Dienstag, 11.8.2026, 19:30 (Ankommen ab 19:00)
Werkl im Goethehof, Schüttaustraße 1-39/Stg. 6/R02
Mit Claudia Kuretsidis-Haider (Hg.in) und Manfred Mugrauer
Die beiden im Dokumentationsarchiv des österreichischen Widerstandes tätigen Historiker_innen sprechen über ihr Forschungsprojekt über Widerstand und Vertreibung in Wiener Gemeindebauten im Austrofaschismus und den Jahren der NS-Diktatur. Im Mittelpunkt stehen jene Menschen, die als Juden*Jüdinnen verfolgt und gekündigt bzw. aufgrund ihres widerständigen Verhaltens Opfer polizeilichen und juristischen Unrechts wurden.

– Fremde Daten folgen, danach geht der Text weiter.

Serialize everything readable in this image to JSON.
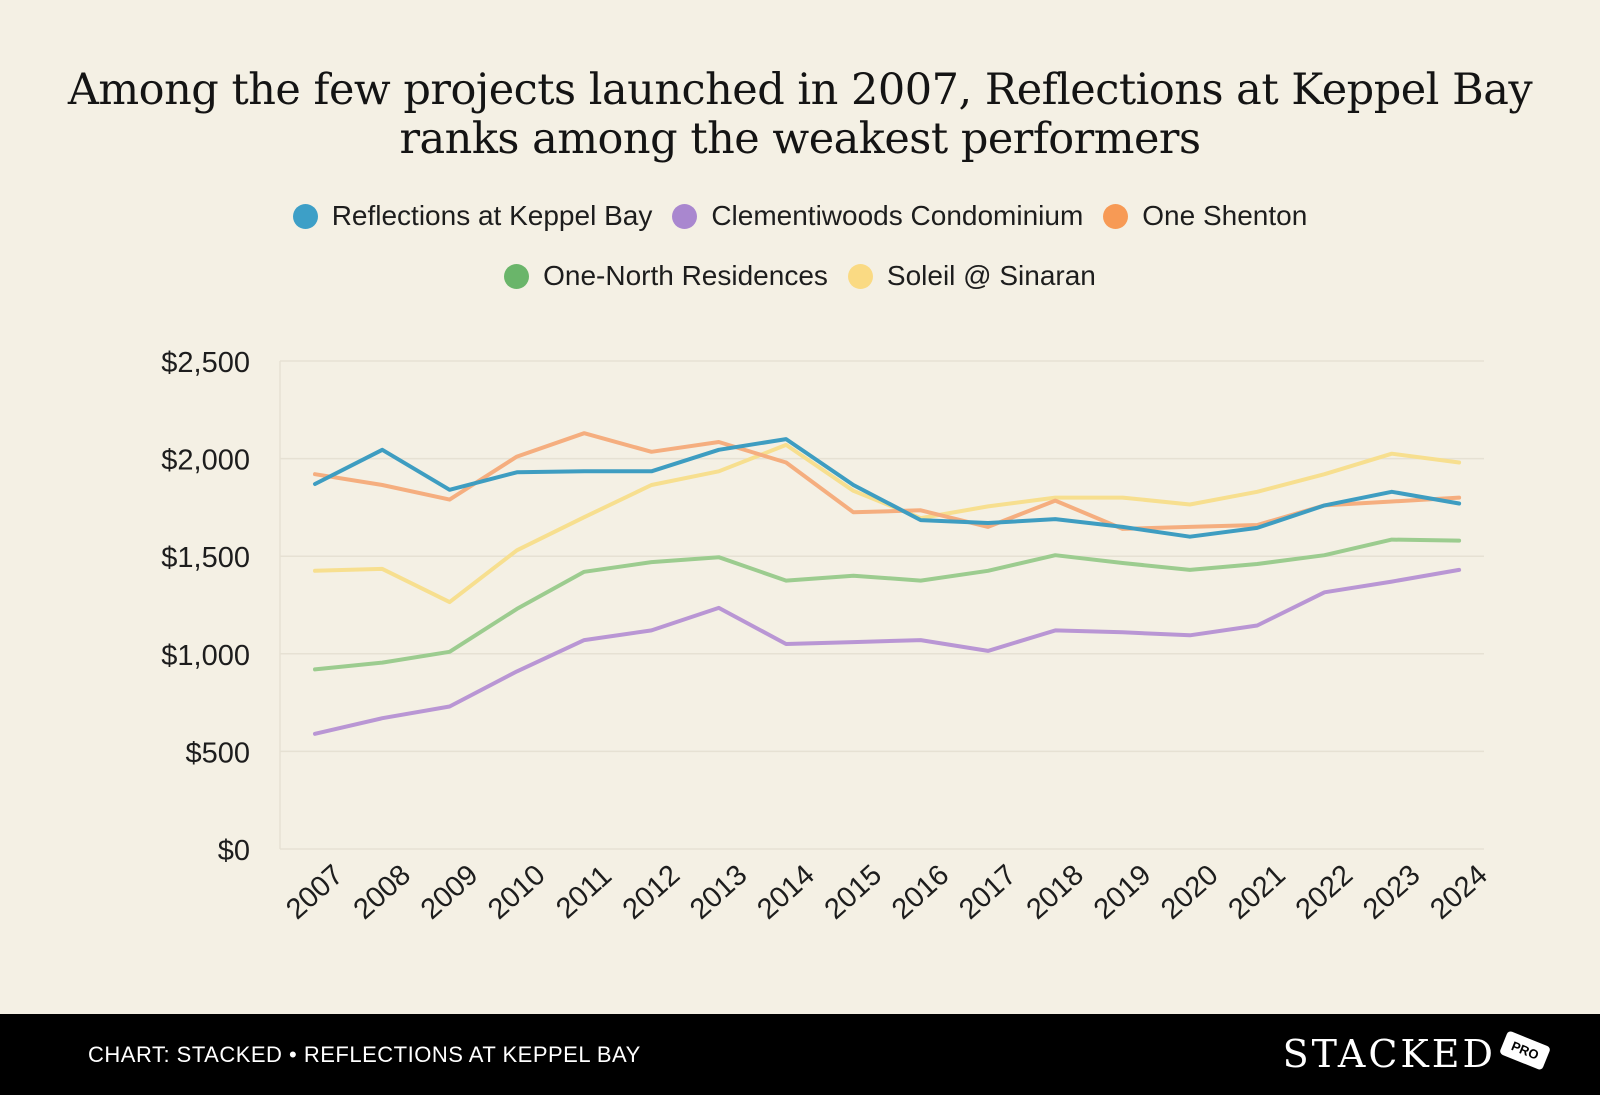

Die Idee zu dieser Veranstaltung anlässlich der Einweihung der Gedenktafel für verfolgte und vertriebene Bewohner_innen des Goethehofs. Die Tafel, von „Steine des Gedenkens“ finanziert und umgesetzt, wurde am 19. Juni 2026 feierlich enthüllt.
Claudia Kuretsidis-Haider ist Historikerin und leitet die Abteilung Historische Sammlungen am Dokumentationsarchiv des österreichischen Widerstandes. Die thematischen Schwerpunkte ihrer wissenschaftlichen Tätigkeit sind: Ahndung von NS-Verbrechen in Österreich und im internationalen Kontext, Holocaustforschung, Widerstandsforschung, Gedenkpolitik und Erinnerungskultur(en).
Manfred Mugrauer ist Historiker. Er ist wissenschaftlicher Sekretär der Alfred Klahr Gesellschaft und Mitarbeiter im Dokumentationsarchiv des österreichischen Widerstandes.